「あ、意外と綺麗」


オタクの皆様申し訳ありません。わたくし、推しを家に上げてしまいました。アイドルの推しです。

本当にごめんなさい。でも後悔はしていません。

なぜなら推しに頼まれたことを実行しただけだから。


「意外とってどういうこと」


笑い混じりに言うと、未莉は慌てたように手をブンブン振る。可愛い。


「違う。そういう事じゃなくて。あの、アパートってもっと汚いのかと思ってたから」

「それ、全世界のアパートに住んでいる人にも失礼だけど」

「うっ」


あー可愛い可愛い無理可愛い。


「ご、ごめん」

「大丈夫。俺は気にしない。じゃあ未莉、は一軒家に住んでるってこと?」

「……………いや」


目を逸らされる。


「あ、わかった。自分が汚くしちゃうから、他の住んでる人も汚くしてるって思ったんだねなるほど」

「そ、そういう訳では無、くはないけど」


俺ってもしかするとSなのかもしれない。

だって歳上(子供っぽいけど)相手にこんなに畳み掛けるって、傍から見たらやばくないか?


「というか勉強するんだっけ」

「そうだよ!勉強しようよ」

「はいはい」


"未莉"と居るのが慣れている自分が怖い。

本当に友達の気分になってくる。

いや、友達か。うん、友達と信じたい。


未莉をテーブルに案内して座るように言い、俺も向かい側に座る。


「私、ベッド側がいい」


なんでもないように未莉は言う。


「いいの?怖くない?」

「…………なんで?」


可愛くWhy?と言うようなポーズを作る。

うん可愛い写真撮りたい。
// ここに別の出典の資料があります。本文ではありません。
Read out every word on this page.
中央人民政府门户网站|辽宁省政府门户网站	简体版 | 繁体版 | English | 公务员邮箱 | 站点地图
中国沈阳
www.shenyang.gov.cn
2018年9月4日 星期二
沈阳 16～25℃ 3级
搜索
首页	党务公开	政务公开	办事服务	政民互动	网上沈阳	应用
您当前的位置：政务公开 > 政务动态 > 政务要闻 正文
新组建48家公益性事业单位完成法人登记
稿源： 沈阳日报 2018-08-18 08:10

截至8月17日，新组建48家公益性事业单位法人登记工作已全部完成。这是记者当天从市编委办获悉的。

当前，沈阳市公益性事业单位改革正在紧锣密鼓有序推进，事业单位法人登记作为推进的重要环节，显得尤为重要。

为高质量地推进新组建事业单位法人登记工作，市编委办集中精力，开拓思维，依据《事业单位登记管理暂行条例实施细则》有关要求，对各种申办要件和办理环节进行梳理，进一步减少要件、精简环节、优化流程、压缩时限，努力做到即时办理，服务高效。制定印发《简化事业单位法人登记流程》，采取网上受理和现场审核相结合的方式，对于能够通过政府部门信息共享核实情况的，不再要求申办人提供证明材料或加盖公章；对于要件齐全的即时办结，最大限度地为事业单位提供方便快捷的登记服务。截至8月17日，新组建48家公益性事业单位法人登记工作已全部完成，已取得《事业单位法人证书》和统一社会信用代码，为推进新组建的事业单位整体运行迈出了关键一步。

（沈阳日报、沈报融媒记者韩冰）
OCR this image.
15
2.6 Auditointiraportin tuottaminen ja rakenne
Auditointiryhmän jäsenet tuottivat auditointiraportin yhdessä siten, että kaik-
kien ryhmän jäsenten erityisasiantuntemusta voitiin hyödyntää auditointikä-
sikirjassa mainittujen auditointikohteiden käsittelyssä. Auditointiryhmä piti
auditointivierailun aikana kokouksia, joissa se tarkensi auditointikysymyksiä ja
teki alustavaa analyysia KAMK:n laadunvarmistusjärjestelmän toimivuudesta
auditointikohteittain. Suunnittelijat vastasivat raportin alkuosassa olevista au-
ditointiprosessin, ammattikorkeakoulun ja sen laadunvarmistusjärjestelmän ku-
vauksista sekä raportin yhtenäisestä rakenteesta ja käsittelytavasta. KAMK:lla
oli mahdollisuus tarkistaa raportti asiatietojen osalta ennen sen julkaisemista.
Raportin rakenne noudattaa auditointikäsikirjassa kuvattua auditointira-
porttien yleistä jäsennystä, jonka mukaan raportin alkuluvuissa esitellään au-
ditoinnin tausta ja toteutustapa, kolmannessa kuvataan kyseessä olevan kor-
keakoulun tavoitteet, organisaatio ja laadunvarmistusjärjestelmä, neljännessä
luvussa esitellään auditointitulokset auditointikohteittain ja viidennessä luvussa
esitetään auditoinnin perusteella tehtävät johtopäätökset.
けど我慢。


「もし俺が襲ったら、未莉、が逃げにくいじゃん」

「悠真が、襲う?」

「もしもだよ。俺だって――」


わからないんだから。


「――大丈夫でしょ、悠真なら」


未莉はニコッと笑った。

アイドルのような笑顔で。いつもステージで見せている笑顔で。


「――――――え」


気づいたら俺は未莉を床に押し倒していた。


「それ、通じない。オタクしてない俺には」

「どういう、意味」


パッチリとした目の中に少しだけ涙が溜まっていた。


「…………無防備ってこと」


俺はそう言って未莉を離した。


「俺の事信用してくれてるのは嬉しい」


ちょっと説教みたいだけど。


「けど、自分の好きな相手が無防備になってたら、そりゃあ」


でも、言わないと。

未莉を傷つけたくはないから。


「理性無くなることだってある。だから、ちょっとは、警戒して」

「…………ごめん。舐めてた」

「だろうな」


俺たちは、推しとオタクの関係以前に女と男だ。

推しを傷つけないようにとか迷惑かけないようにとか考えている自分もいるけれど、こうやって関わり続けたら、それを超えてしまう時だってあるかもしれない。

否、それは超えたら、ダメな壁。


「俺もオタクの分際でごめん」

「いい。言って欲しい。私が悠真のことを悠真、悠真が私のことを未莉と呼ぶ時間だけは、その関係以上だから」


まっすぐ、前に遭遇した時の表情で笑った。にへら、と。


どうしよう胸がときめくどころかザワザワして、未莉に対するオタクの感情が全部吹っ飛んだ気がした。

吹っ飛ぶというか、その感情をもみ消すかのように、何か別の感情に支配されたような。


「じゃあ勉強しようよ。私ここでいいや」


笑顔も何も浮かべない顔で、未莉は勉強道具を並べ始める。


「あー、うん」



この気持ちの正体は、どれだけ考えてもわからなかった。

男と女、異性であっても、俺はまだ未莉に対する感情は推しに対しての感情しか知らなかったから。

いつか気づく日が来るといいなと、俺も未莉をならって勉強道具を出しながら思った。